I'm working on a ASP.Net application which allows users to schedule certain tasks. So far I have created a GUI to configurate the triggers provided by this library and the tasks can be added to the Windows Task Scheduler without any problems.
So far I did not experience any access denied problems like in earlier discussions.
The problem appears when Task Scheduler tries to run the job:
Task Scheduler failed to start "\482800F0-63BE-4730-A509-73AA554521C9" task for user "IIS APPPOOL\ASP.NET v4.0". Additional Data: Error Value: 2147943645.

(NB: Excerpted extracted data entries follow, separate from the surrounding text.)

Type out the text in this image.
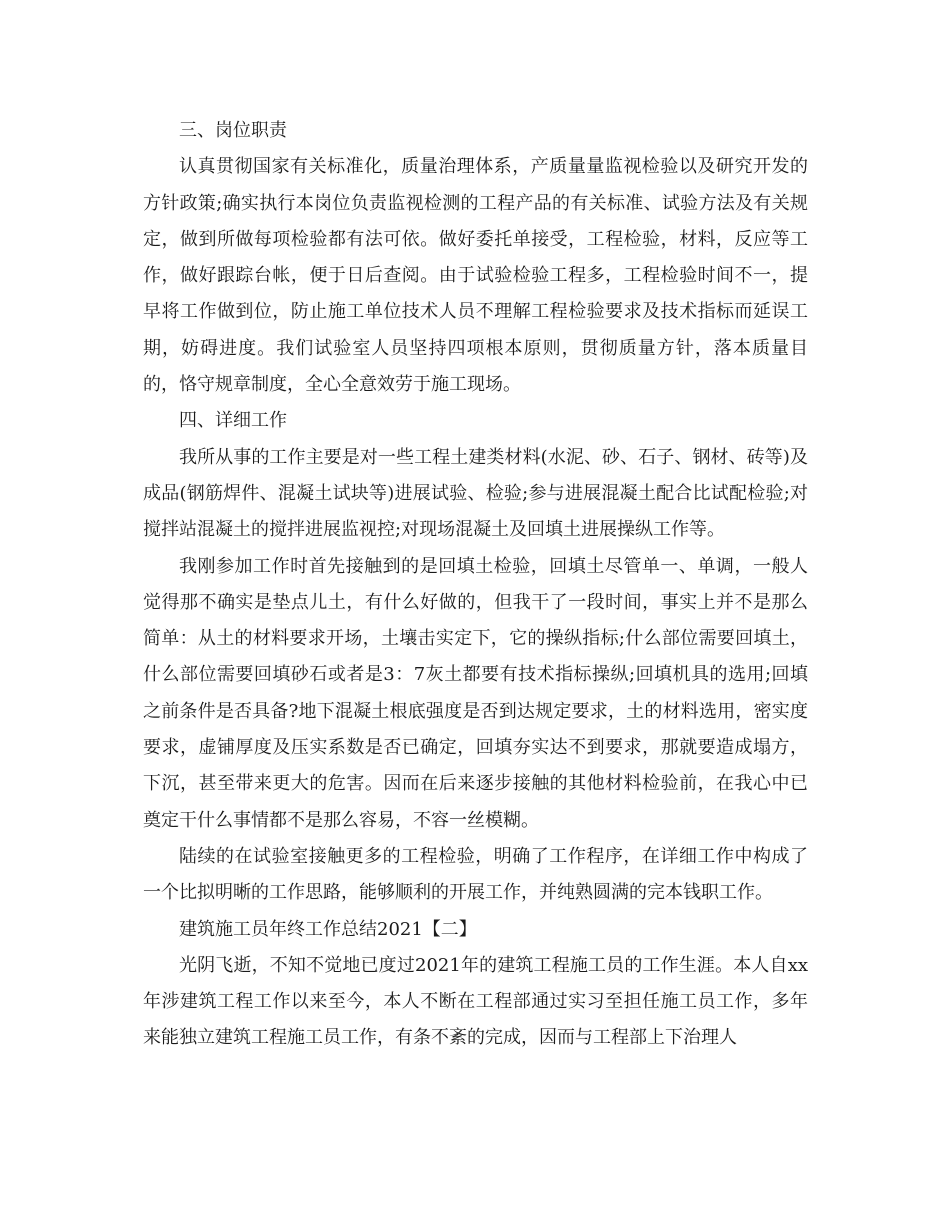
三、岗位职责

认真贯彻国家有关标准化，质量治理体系，产质量量监视检验以及研究开发的方针政策;确实执行本岗位负责监视检测的工程产品的有关标准、试验方法及有关规定，做到所做每项检验都有法可依。做好委托单接受，工程检验，材料，反应等工作，做好跟踪台帐，便于日后查阅。由于试验检验工程多，工程检验时间不一，提早将工作做到位，防止施工单位技术人员不理解工程检验要求及技术指标而延误工期，妨碍进度。我们试验室人员坚持四项根本原则，贯彻质量方针，落本质量目的，恪守规章制度，全心全意效劳于施工现场。

四、详细工作

我所从事的工作主要是对一些工程土建类材料(水泥、砂、石子、钢材、砖等)及成品(钢筋焊件、混凝土试块等)进展试验、检验;参与进展混凝土配合比试配检验;对搅拌站混凝土的搅拌进展监视控;对现场混凝土及回填土进展操纵工作等。

我刚参加工作时首先接触到的是回填土检验，回填土尽管单一、单调，一般人觉得那不确实是垫点儿土，有什么好做的，但我干了一段时间，事实上并不是那么简单：从土的材料要求开场，土壤击实定下，它的操纵指标;什么部位需要回填土，什么部位需要回填砂石或者是3：7灰土都要有技术指标操纵;回填机具的选用;回填之前条件是否具备?地下混凝土根底强度是否到达规定要求，土的材料选用，密实度要求，虚铺厚度及压实系数是否已确定，回填夯实达不到要求，那就要造成塌方，下沉，甚至带来更大的危害。因而在后来逐步接触的其他材料检验前，在我心中已奠定干什么事情都不是那么容易，不容一丝模糊。

陆续的在试验室接触更多的工程检验，明确了工作程序，在详细工作中构成了一个比拟明晰的工作思路，能够顺利的开展工作，并纯熟圆满的完本钱职工作。

建筑施工员年终工作总结2021【二】

光阴飞逝，不知不觉地已度过2021年的建筑工程施工员的工作生涯。本人自xx年涉建筑工程工作以来至今，本人不断在工程部通过实习至担任施工员工作，多年来能独立建筑工程施工员工作，有条不紊的完成，因而与工程部上下治理人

When I change the user account of the task manually (in Task Scheduler GUI) to my domain user account, the action gets executed as expected. Obviously it's a problem with the special account type of IIS application pools.
This is the code to create the task:
TaskDefinition taskDef = taskService.NewTask();
taskDef.Principal.UserId = WindowsIdentity.GetCurrent().Name;
taskDef.Principal.LogonType = TaskLogonType.InteractiveToken;
taskService.RootFolder.RegisterTaskDefinition(TaskPlanerFolder + this.ID, taskDef);
As the documentation says InteractiveToken requires an interactive logon of the user, so my first idea was to change the last line to:
taskDef.Principal.LogonType = TaskLogonType.ServiceAccount;
as the virtual identity of the IIS application pool is like the NetworkService account.
This will result in a COMException like
The task XML contains a value which is incorrectly formatted or out of range.
The only difference in the task XML is the lack of this line:
Any suggestions how I can add the task without using a different user account? The ASP.NET application must not be granted admin rights, and the scheduled application does require any other permissions than connecting to a SQL Server.